這在優化新陳代謝的敘事中常常被遺忘。研究發現,很難得出結論說穿戴式設備、飲食或健身應用程式與飲食失調或飲食障礙有明確的聯繫——儘管風險確實存在,並且它們已被證實會加劇已經經歷過這些症狀的人的症狀。對某些人來說,使用 CGM 不會帶來這種黑暗面。對我來說,絕對是這樣。

我現在選擇僅在測試新功能時使用 CGM。

大約一年後,我決定進行最後一次測試。再一次,我的數據很奇怪。晨間血糖升高。餐後峰值持續時間延長。我的每日平均血糖比以往任何時候都高。我一直感到筋疲力盡。儘管我嚴密監測我的飲食和運動,但我體重卻持續增加。我找到了一位新醫生,並進行了更多的血液檢查。仍然沒有糖尿病或糖尿病前期。但我的壞膽固醇惡化了,兩個肝酶的水平比前一年增加了兩倍多。超音波顯示我的脂肪肝已從輕度發展到中度。我第一次進行了胰島素阻抗測試,結果發現處於「正常範圍的偏高」水平。

我的新醫生得出結論,我非藥物治療試圖控制我混亂的新陳代謝的努力,雖然值得稱讚,但並不起作用。開了處方,制定了計劃,在治療四個月後,我的 CGM 數據和血液檢查結果有了顯著改善。十多年來,我的壞膽固醇首次恢復正常。我減掉了 25 磅中的 15 磅,我的肝酶下降了約 65%。我的晨間血糖水平不再升高。

非糖尿病患者使用 CGM 的支持者可能會將此視為一個徹底的勝利。在許多方面,確實如此。即便如此,我仍然猶豫是否要這樣形容它。我經常對我的數據感到困惑,在諮詢醫生時感到焦慮,並且有一段時間,我破壞了與食物和運動之間來之不易的關係。總體而言,從開始測試 CGM 到找到滿意的代謝問題治療方案,我花了 13 個月,而看到改善則花了 17 個月。在此過程中,我流了很多沮喪的眼淚,而且我仍在適應新藥物的副作用。
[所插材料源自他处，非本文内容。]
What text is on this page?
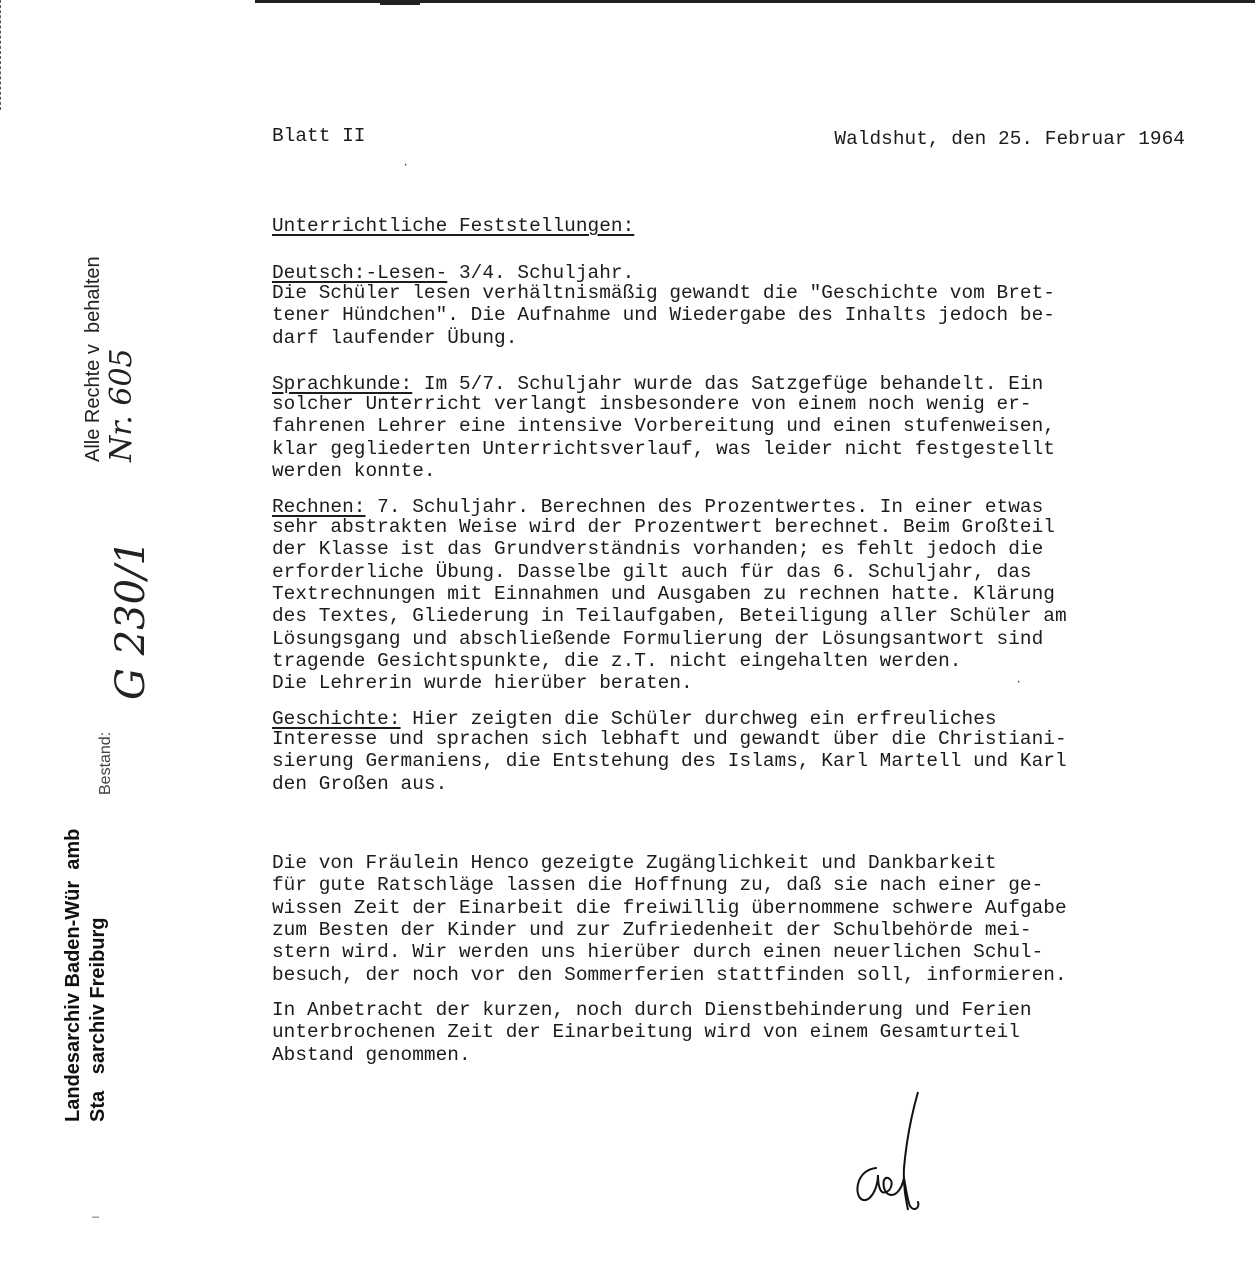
Landesarchiv Baden-Wür  amb Sta   sarchiv Freiburg
Alle Rechte v  behalten Nr. 605
Bestand:
G 230/1
·
·
—

Blatt II	Waldshut, den 25. Februar 1964

Unterrichtliche Feststellungen:

Deutsch:-Lesen- 3/4. Schuljahr.

Die Schüler lesen verhältnismäßig gewandt die "Geschichte vom Bret-

tener Hündchen". Die Aufnahme und Wiedergabe des Inhalts jedoch be-

darf laufender Übung.

Sprachkunde: Im 5/7. Schuljahr wurde das Satzgefüge behandelt. Ein

solcher Unterricht verlangt insbesondere von einem noch wenig er-

fahrenen Lehrer eine intensive Vorbereitung und einen stufenweisen,

klar gegliederten Unterrichtsverlauf, was leider nicht festgestellt

werden konnte.

Rechnen: 7. Schuljahr. Berechnen des Prozentwertes. In einer etwas

sehr abstrakten Weise wird der Prozentwert berechnet. Beim Großteil

der Klasse ist das Grundverständnis vorhanden; es fehlt jedoch die

erforderliche Übung. Dasselbe gilt auch für das 6. Schuljahr, das

Textrechnungen mit Einnahmen und Ausgaben zu rechnen hatte. Klärung

des Textes, Gliederung in Teilaufgaben, Beteiligung aller Schüler am

Lösungsgang und abschließende Formulierung der Lösungsantwort sind

tragende Gesichtspunkte, die z.T. nicht eingehalten werden.

Die Lehrerin wurde hierüber beraten.

Geschichte: Hier zeigten die Schüler durchweg ein erfreuliches

Interesse und sprachen sich lebhaft und gewandt über die Christiani-

sierung Germaniens, die Entstehung des Islams, Karl Martell und Karl

den Großen aus.

Die von Fräulein Henco gezeigte Zugänglichkeit und Dankbarkeit

für gute Ratschläge lassen die Hoffnung zu, daß sie nach einer ge-

wissen Zeit der Einarbeit die freiwillig übernommene schwere Aufgabe

zum Besten der Kinder und zur Zufriedenheit der Schulbehörde mei-

stern wird. Wir werden uns hierüber durch einen neuerlichen Schul-

besuch, der noch vor den Sommerferien stattfinden soll, informieren.

In Anbetracht der kurzen, noch durch Dienstbehinderung und Ferien

unterbrochenen Zeit der Einarbeitung wird von einem Gesamturteil

Abstand genommen.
我很感激我的健康得到了改善。我長期測試 CGM 無疑在其中發揮了作用。但可以說,藥物——而不是使用 CGM,當然也不是僅僅透過生活方式的改變來「掌控我的健康」——才是最終幫助我感覺更好的原因。我完全支持非糖尿病患者能夠取得這些感測器,只要他們了解其局限性。我不支持將 CGM 描繪成解開和優化你新陳代謝的萬靈丹。